Peter Rankine’s musical senses were awakened during morning twilight, at age 10 in a
canoe on a river in a forest, when birds sang a transcendent counterpoint to the
luminous beauty of dawn. Music subsequently became his primary medium of response
to life and its mysteries.
A love of Celtic music in his youth was subsumed into a broader world on hearing Bela
Bartok in 1980, and soon after his experience as a flute player was absorbed into his life
as a composer during undergraduate and graduate studies and the QCM.
His first freelancing period produced a number of symphonies, concertos and ensemble
works for instruments, as well as music for plays, for dance (modern ballet), for singers,
choirs and opera. Graduate studies (MMus) and some lecturing at QUT were followed
by a BEd and several years teaching classroom music across all ages in various
schools.
A research opportunity (for his PhD at QCGU) yeilded the best possible result of leading
him somewhere he least unexpected to go.
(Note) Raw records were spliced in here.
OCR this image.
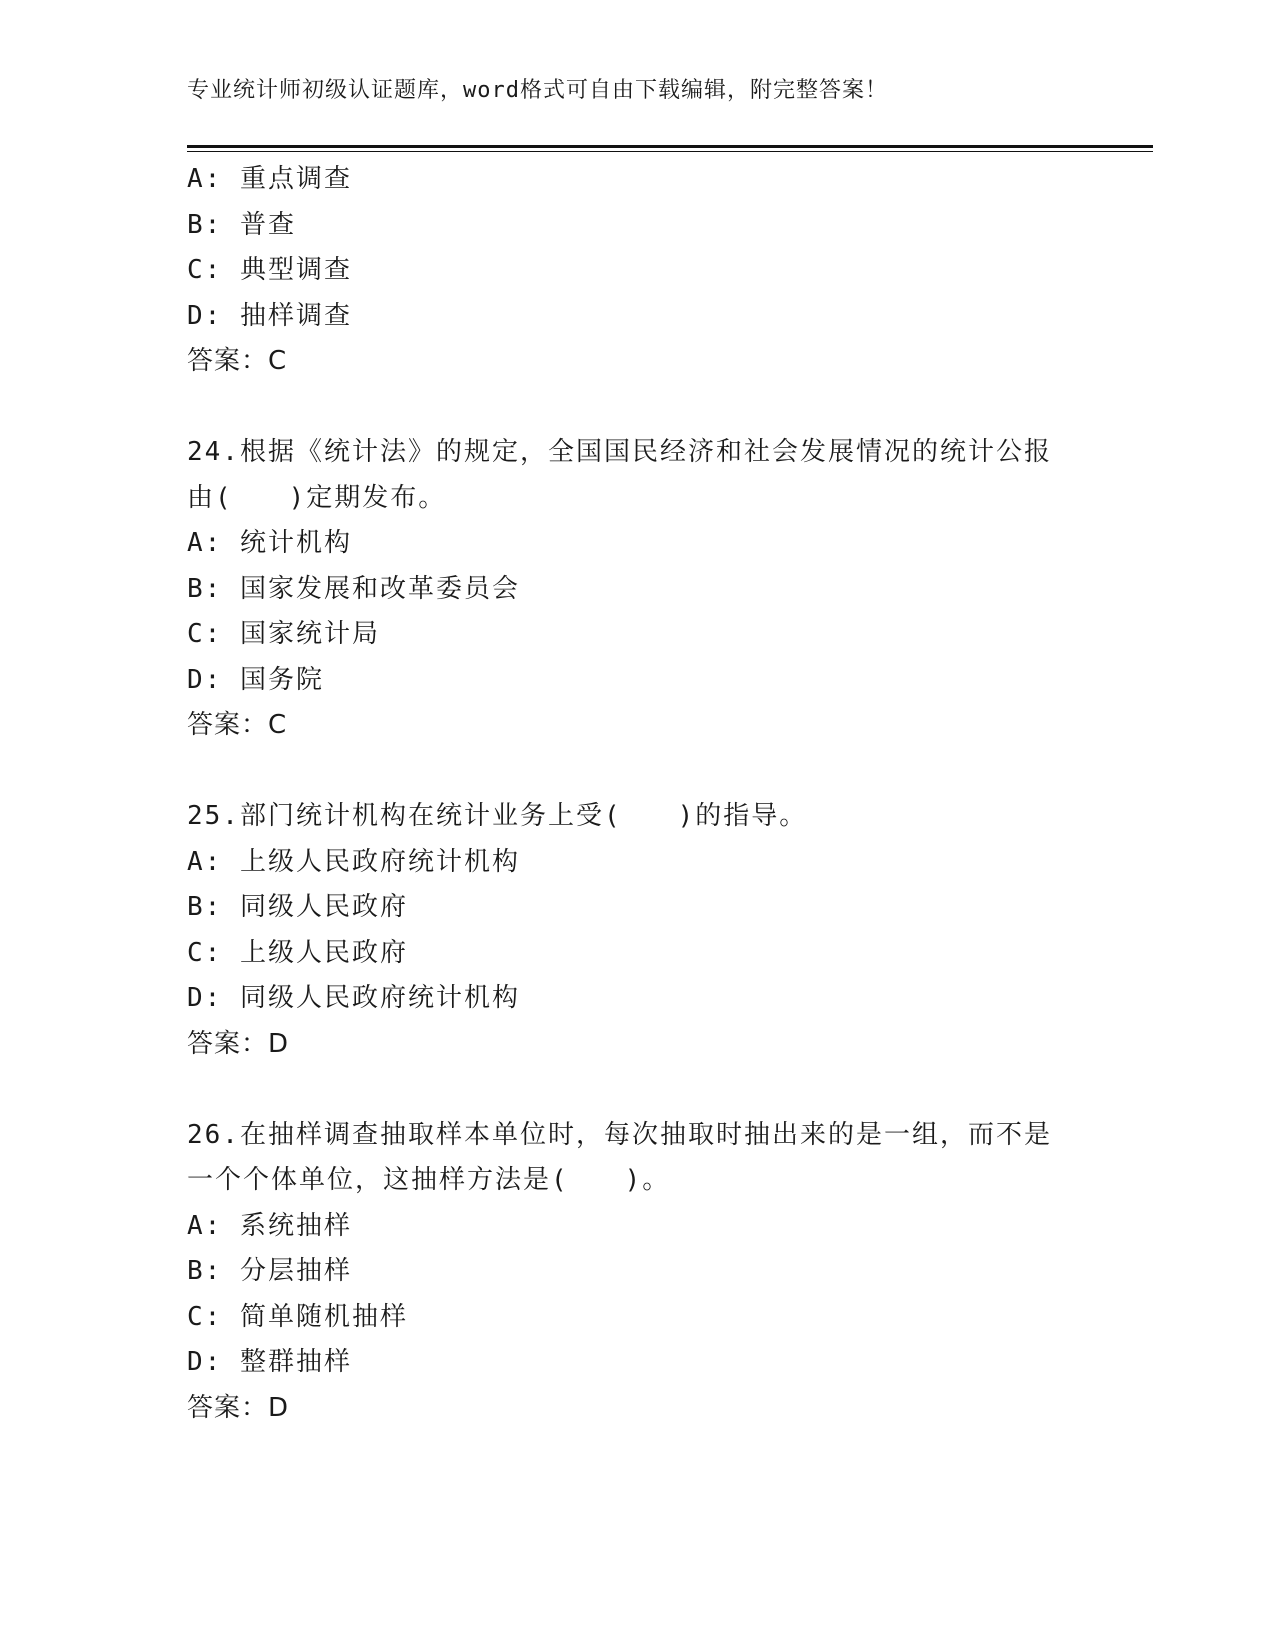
专业统计师初级认证题库，word格式可自由下载编辑，附完整答案！
A: 重点调查
B: 普查
C: 典型调查
D: 抽样调查
答案：C
24.根据《统计法》的规定，全国国民经济和社会发展情况的统计公报
由(　　)定期发布。
A: 统计机构
B: 国家发展和改革委员会
C: 国家统计局
D: 国务院
答案：C
25.部门统计机构在统计业务上受(　　)的指导。
A: 上级人民政府统计机构
B: 同级人民政府
C: 上级人民政府
D: 同级人民政府统计机构
答案：D
26.在抽样调查抽取样本单位时，每次抽取时抽出来的是一组，而不是
一个个体单位，这抽样方法是(　　)。
A: 系统抽样
B: 分层抽样
C: 简单随机抽样
D: 整群抽样
答案：D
With an Australian magpie (specifically
gymnorhina tibicen terraereginae) piercing his ears and giving him exquisite
demonstrations in music invention and sound design, he was introduced to the
elements and possibilities of an analogue synthesizer - specifically of its oscillators and
resonant filters. Today Peter embraces a hybrid model of producing music by
composing, scoring, improvising, performing and recording. In this mix, all of the
elements of his musical life thus far are brought together, in a way that enriches each
element and each mode, rather than excluding any. One ambition he has is soon to
perform in a new work for electronics and orchestra.